For some pundits, the city is already lost and the blame game has begun: out of touch generals, late drone deliveries, systemic problems with defence lines.
“Everyone has already accepted the (Russians) will enter Pokrovsk,” one Ukrainian serviceman told his 200,000 social media followers.
In a wind-whipped forest grove outside Pokrovsk, a tank operator whose German Leopard battle tank has been struck several times by small Russian drones, had a similar assessment.
His task within the 68th brigade has been to rain down fire on the small groups of Russian infantry as they race forward, dig in, then advance again.
The tactic is costly — Syrsky claims 400 Russian troops killed or wounded per day — but police in Pokrvosk told AFP it had enabled Russian infantry to advance up to two kilometres (1.2 miles) from the city’s outskirts.
– ‘Street battles soon’ –
“They dart around like flies, in swarms.
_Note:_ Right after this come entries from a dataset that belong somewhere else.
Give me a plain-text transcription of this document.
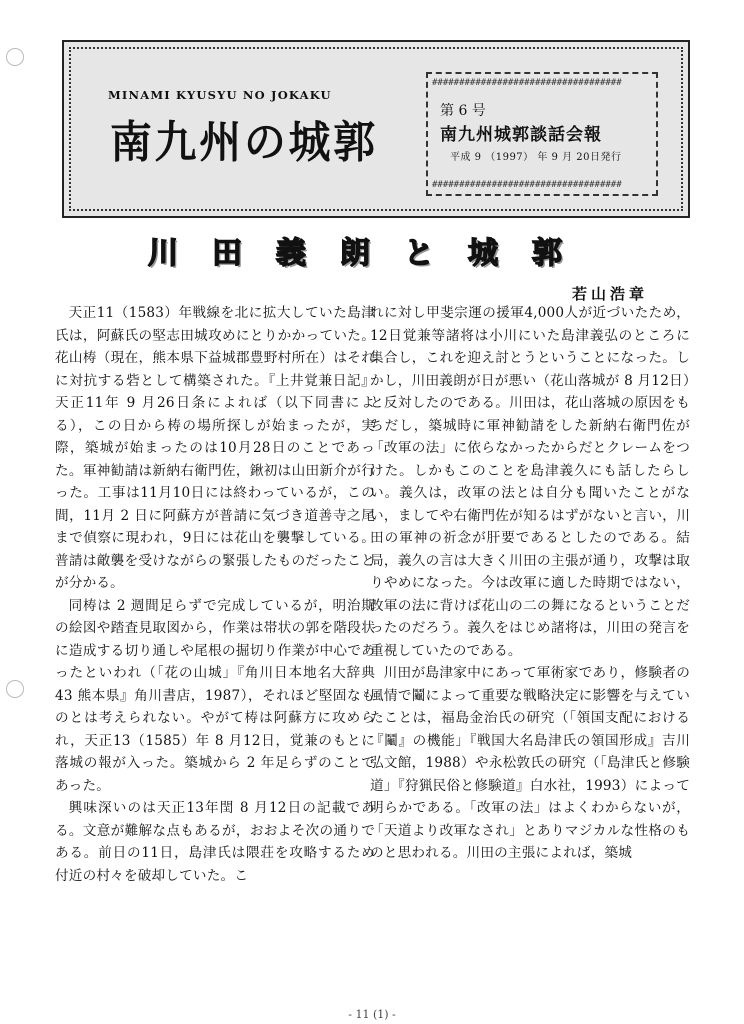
MINAMI KYUSYU NO JOKAKU
南九州の城郭
###################################
第 6 号
南九州城郭談話会報
平成 9 （1997） 年 9 月 20日発行
###################################
川田義朗と城郭
若山浩章

天正11（1583）年戦線を北に拡大していた島津氏は，阿蘇氏の堅志田城攻めにとりかかっていた。花山梼（現在，熊本県下益城郡豊野村所在）はそれに対抗する砦として構築された。『上井覚兼日記』天正11年 9 月26日条によれば（以下同書による），この日から梼の場所探しが始まったが，実際，築城が始まったのは10月28日のことであった。軍神勧請は新納右衛門佐，鍬初は山田新介が行った。工事は11月10日には終わっているが，この間，11月 2 日に阿蘇方が普請に気づき道善寺之尾まで偵察に現われ，9日には花山を襲撃している。普請は敵襲を受けながらの緊張したものだったことが分かる。

同梼は 2 週間足らずで完成しているが，明治期の絵図や踏査見取図から，作業は帯状の郭を階段状に造成する切り通しや尾根の掘切り作業が中心であったといわれ（「花の山城」『角川日本地名大辞典 43 熊本県』角川書店，1987），それほど堅固なものとは考えられない。やがて梼は阿蘇方に攻められ，天正13（1585）年 8 月12日，覚兼のもとに落城の報が入った。築城から 2 年足らずのことであった。

興味深いのは天正13年閏 8 月12日の記載である。文意が難解な点もあるが，おおよそ次の通りである。前日の11日，島津氏は隈荘を攻略するため付近の村々を破却していた。こ

れに対し甲斐宗運の援軍4,000人が近づいたため，12日覚兼等諸将は小川にいた島津義弘のところに集合し，これを迎え討とうということになった。しかし，川田義朗が日が悪い（花山落城が 8 月12日）と反対したのである。川田は，花山落城の原因をもちだし，築城時に軍神勧請をした新納右衛門佐が「改軍の法」に依らなかったからだとクレームをつけた。しかもこのことを島津義久にも話したらしい。義久は，改軍の法とは自分も聞いたことがない，ましてや右衛門佐が知るはずがないと言い，川田の軍神の祈念が肝要であるとしたのである。結局，義久の言は大きく川田の主張が通り，攻撃は取りやめになった。今は改軍に適した時期ではない，改軍の法に背けば花山の二の舞になるということだったのだろう。義久をはじめ諸将は，川田の発言を重視していたのである。

川田が島津家中にあって軍術家であり，修験者の風情で鬮によって重要な戦略決定に影響を与えていたことは，福島金治氏の研究（「領国支配における『鬮』の機能」『戦国大名島津氏の領国形成』吉川弘文館，1988）や永松敦氏の研究（「島津氏と修験道」『狩猟民俗と修験道』白水社，1993）によって明らかである。「改軍の法」はよくわからないが，「天道より改軍なされ」とありマジカルな性格のものと思われる。川田の主張によれば，築城

- 11 (1) -
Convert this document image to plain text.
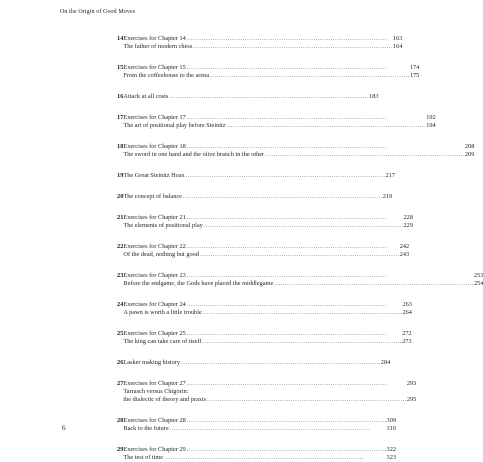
On the Origin of Good Moves
14 Exercises for Chapter 14 . . .	163
The father of modern chess . . .	164
15 Exercises for Chapter 15 . . .	174
From the coffeehouse to the arena . . .	175
16 Attack at all costs . . .	183
17 Exercises for Chapter 17 . . .	192
The art of positional play before Steinitz . . .	194
18 Exercises for Chapter 18 . . .	208
The sword in one hand and the olive branch in the other . . .	209
19 The Great Steinitz Hoax . . .	217
20 The concept of balance . . .	219
21 Exercises for Chapter 21 . . .	228
The elements of positional play . . .	229
22 Exercises for Chapter 22 . . .	242
Of the dead, nothing but good . . .	243
23 Exercises for Chapter 23 . . .	253
Before the endgame, the Gods have placed the middlegame . . .	254
24 Exercises for Chapter 24 . . .	263
A pawn is worth a little trouble . . .	264
25 Exercises for Chapter 25 . . .	272
The king can take care of itself . . .	273
26 Lasker making history . . .	284
27 Exercises for Chapter 27 . . .	293
Tarrasch versus Chigorin:
the dialectic of theory and praxis . . .	295
28 Exercises for Chapter 28 . . .	309
Back to the future . . .	310
29 Exercises for Chapter 29 . . .	322
The test of time . . .	323
6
There will be street battles in Pokrovsk soon,” said the 34-year-old tank crew member, who identified himself by his military nickname, Gypsy.
Despite the growing consensus that time is running out, there are still more than 10,000 civilians in Pokrovsk, which around 60,000 people once called home, city officials told AFP.
Old billboards urging civilians to evacuate hang around the city.
On Saturday, 21-year-old student Anna and her mother finally heeded those calls.
Having assembled just six bags from a lifetime of possessions, they were moving to Kyiv — a city where Anna had never been and knew no one.
The armoured van taking them away had been hit by drones twice during previous evacuations, the driver told AFP.
A wide-eyed woman who passed the evacuation meeting point while seeking drinking water, over the sound of incoming rocket fire, she asked if she could flee too.
“Some people leave only at the last possible moment. It’s cold in the apartment. Everything is falling to pieces. It’s misery,” said Anna, who declined to give her last name.
She said she would miss her home, but hoped she could return — under one condition.
“If the town is still part of Ukraine,” she said, moments before clambering into the van with her most prized belongings.